There are no wrong questions here. Some questions may ultimately lead to irrelevant information, but the process of asking these questions helps train your mind to ask better questions in the future.

It’s also possible that your observations lead you to areas where you don’t have the required domain knowledge to even know what questions to ask. In situations like this, you should talk to other developers and ask “what questions should I be asking?”. Try to not ask for the answer, but instead ask for the question. Getting an answer gives you a single point of reference. But getting a question gives you a trajectory for future learning.

Hypothesize

Once you’ve formed a question, next comes a very fun part: you get to make up an answer! The answer you invent can be anything, as long as it is testable. For example, you could hypothesize that the reason your app crashes is because the Moon was exactly at its orbital apogee. This is unlikely to be the root cause of your app’s crash (unless you’re writing an astronomy app?), but the point is that your hypothesis can be entirely made up.

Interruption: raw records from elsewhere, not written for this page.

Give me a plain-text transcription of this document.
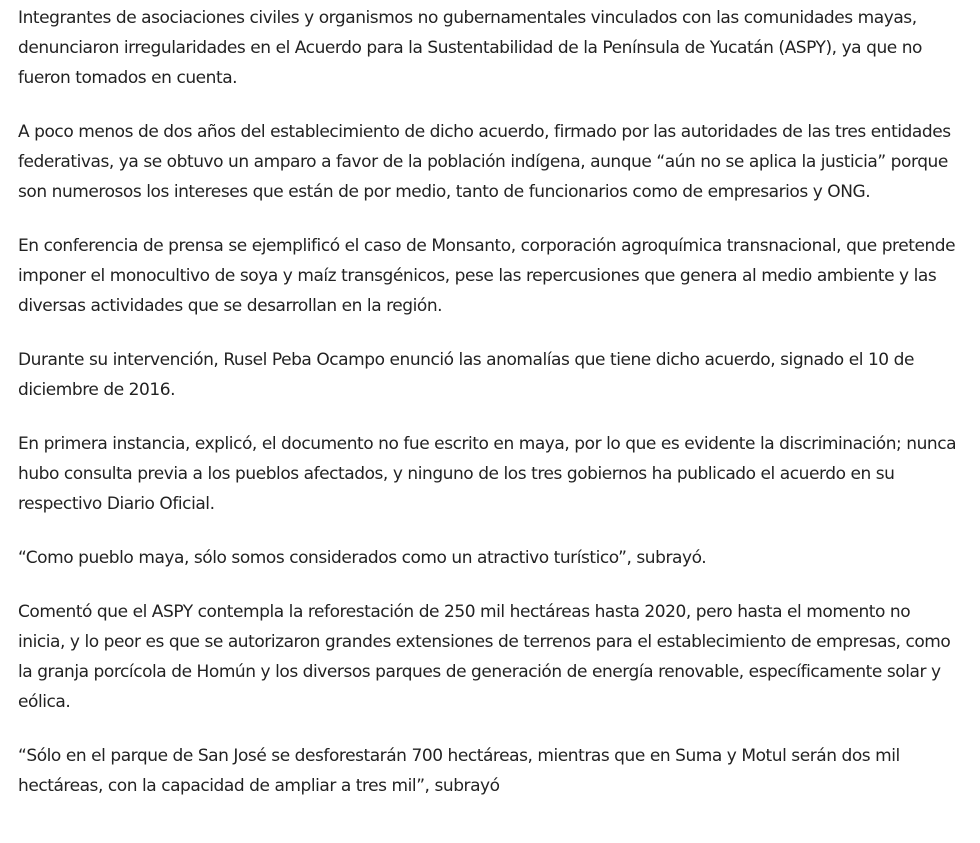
Integrantes de asociaciones civiles y organismos no gubernamentales vinculados con las comunidades mayas, denunciaron irregularidades en el Acuerdo para la Sustentabilidad de la Península de Yucatán (ASPY), ya que no fueron tomados en cuenta.

A poco menos de dos años del establecimiento de dicho acuerdo, firmado por las autoridades de las tres entidades federativas, ya se obtuvo un amparo a favor de la población indígena, aunque “aún no se aplica la justicia” porque son numerosos los intereses que están de por medio, tanto de funcionarios como de empresarios y ONG.

En conferencia de prensa se ejemplificó el caso de Monsanto, corporación agroquímica transnacional, que pretende imponer el monocultivo de soya y maíz transgénicos, pese las repercusiones que genera al medio ambiente y las diversas actividades que se desarrollan en la región.

Durante su intervención, Rusel Peba Ocampo enunció las anomalías que tiene dicho acuerdo, signado el 10 de diciembre de 2016.

En primera instancia, explicó, el documento no fue escrito en maya, por lo que es evidente la discriminación; nunca hubo consulta previa a los pueblos afectados, y ninguno de los tres gobiernos ha publicado el acuerdo en su respectivo Diario Oficial.

“Como pueblo maya, sólo somos considerados como un atractivo turístico”, subrayó.

Comentó que el ASPY contempla la reforestación de 250 mil hectáreas hasta 2020, pero hasta el momento no inicia, y lo peor es que se autorizaron grandes extensiones de terrenos para el establecimiento de empresas, como la granja porcícola de Homún y los diversos parques de generación de energía renovable, específicamente solar y eólica.

“Sólo en el parque de San José se desforestarán 700 hectáreas, mientras que en Suma y Motul serán dos mil hectáreas, con la capacidad de ampliar a tres mil”, subrayó
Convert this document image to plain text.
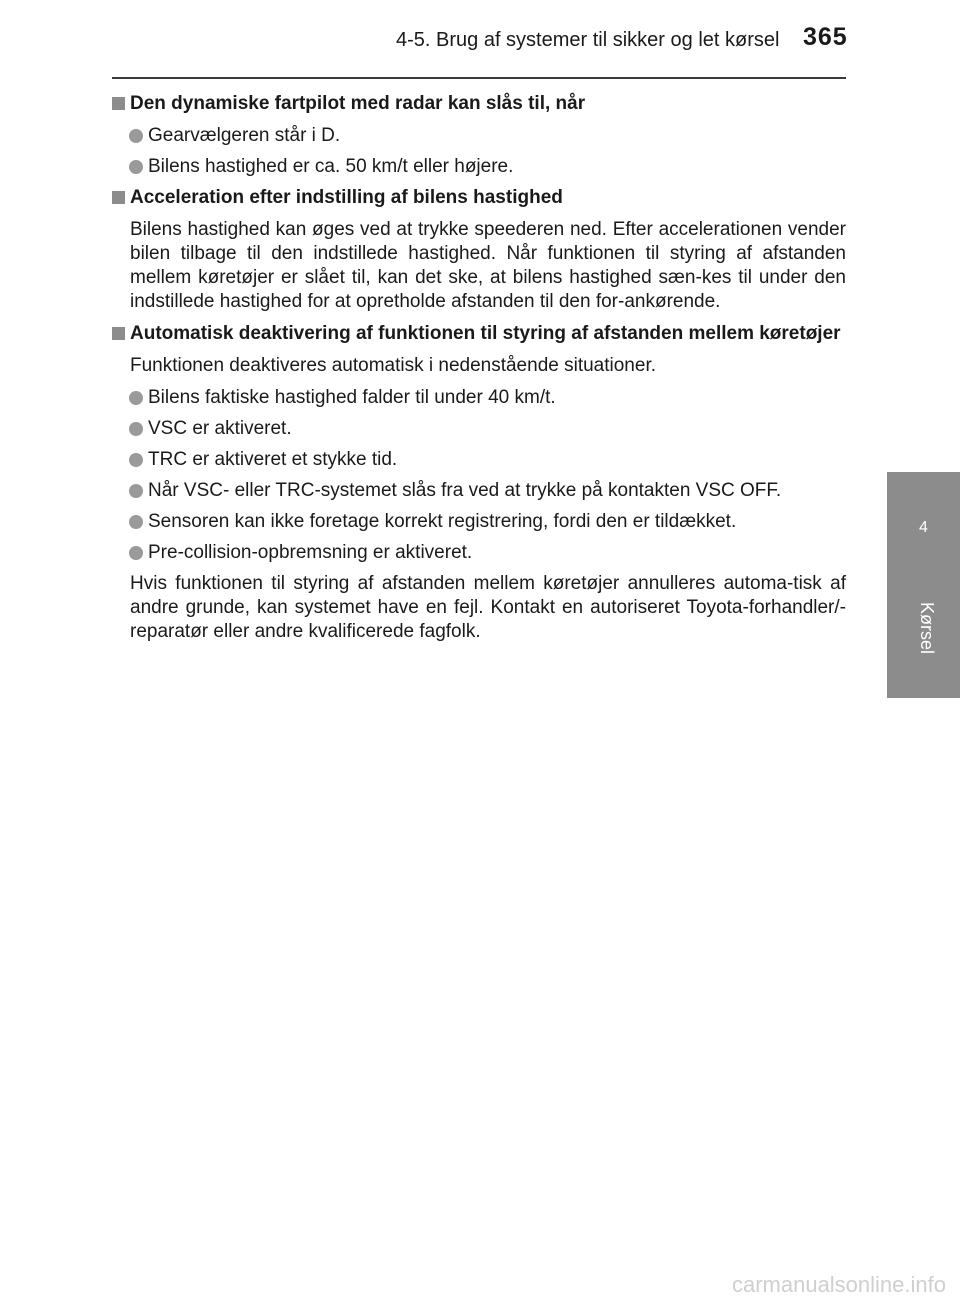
4-5. Brug af systemer til sikker og let kørsel 365
4
Kørsel
Den dynamiske fartpilot med radar kan slås til, når
Gearvælgeren står i D.
Bilens hastighed er ca. 50 km/t eller højere.
Acceleration efter indstilling af bilens hastighed
Bilens hastighed kan øges ved at trykke speederen ned. Efter accelerationen vender bilen tilbage til den indstillede hastighed. Når funktionen til styring af afstanden mellem køretøjer er slået til, kan det ske, at bilens hastighed sæn-kes til under den indstillede hastighed for at opretholde afstanden til den for-ankørende.
Automatisk deaktivering af funktionen til styring af afstanden mellem køretøjer
Funktionen deaktiveres automatisk i nedenstående situationer.
Bilens faktiske hastighed falder til under 40 km/t.
VSC er aktiveret.
TRC er aktiveret et stykke tid.
Når VSC- eller TRC-systemet slås fra ved at trykke på kontakten VSC OFF.
Sensoren kan ikke foretage korrekt registrering, fordi den er tildækket.
Pre-collision-opbremsning er aktiveret.
Hvis funktionen til styring af afstanden mellem køretøjer annulleres automa-tisk af andre grunde, kan systemet have en fejl. Kontakt en autoriseret Toyota-forhandler/-reparatør eller andre kvalificerede fagfolk.
carmanualsonline.info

Over time, experience will teach you to recognize patterns. For example, experienced Objective-C developers have long recognized that an EXC_BAD_ACCESS crash is likely an error related to memory management. Swift developers know what a crash due to force-unwrapping nil looks like. The more practice you get at debugging, the easier and quicker this process will become.

Test

After you’ve formed a hypothesis, now you get to perform an experiment. In order to analyze the hypothesis, you need to devise a way to either prove or disprove your theory. Sometimes, this is really trivial: run your app again, set a breakpoint, and check to see if your variable is nil when you try to unwrap it.

Sometimes the process is a lot more complex. This is where the developer tools can be invaluable.

At the most fundamental level, we have the ability to print messages to the console. This is often referred to as “caveman debugging”, because it’s using the simplest and most fundamental tools. Sometimes this is good enough. But print() and NSLog() can be tedious tools to work with.

Fortunately, Xcode provides some really useful debugging tools beyond print() and NSLog(), like breakpoints and watchpoints. The debug gauges in the Debug Navigator can help you observe the state of your app. If you see memory usage continuously increasing, then you have Observed Something and may need to consider Asking More Questions. You also have more advanced tools available, like the LLDB console, everything in Instruments, and even hyper-specialized tools like dtrace.

These tools help you analyze the results of your experiment. The experiment you construct should ideal follow proper procedures and allow you to test your variables in isolation, as well as having a control.

Ideally, these experiments and analytic tools help you prove your hypothesis correct. If they do, then it’s time to start figuring out how to solve the problem. Often, testing proves our hypothesis false. We prove that what we thought was the issue wasn’t actually the problem. When this happens, we go back to step one: we’re still observing the problem, which means we need to ask new questions, form new hypotheses, and devise new tests to examine the theories.

And of course, these tests you devise should ideally be captured in the unit tests of your app, to help you guarantee that the problem doesn’t resurface in the future as other code changes!

Parting Thoughts

This pattern of Observe-Question-Hypothesize-Test is extremely powerful. It doesn’t always work for every kind of problem (such as problems that are inherently not reproducible), but when it’s applicable it is an excellent way to organize your thoughts and know that you’re on the right path towards solving your app’s problems and becoming a better and wiser developer.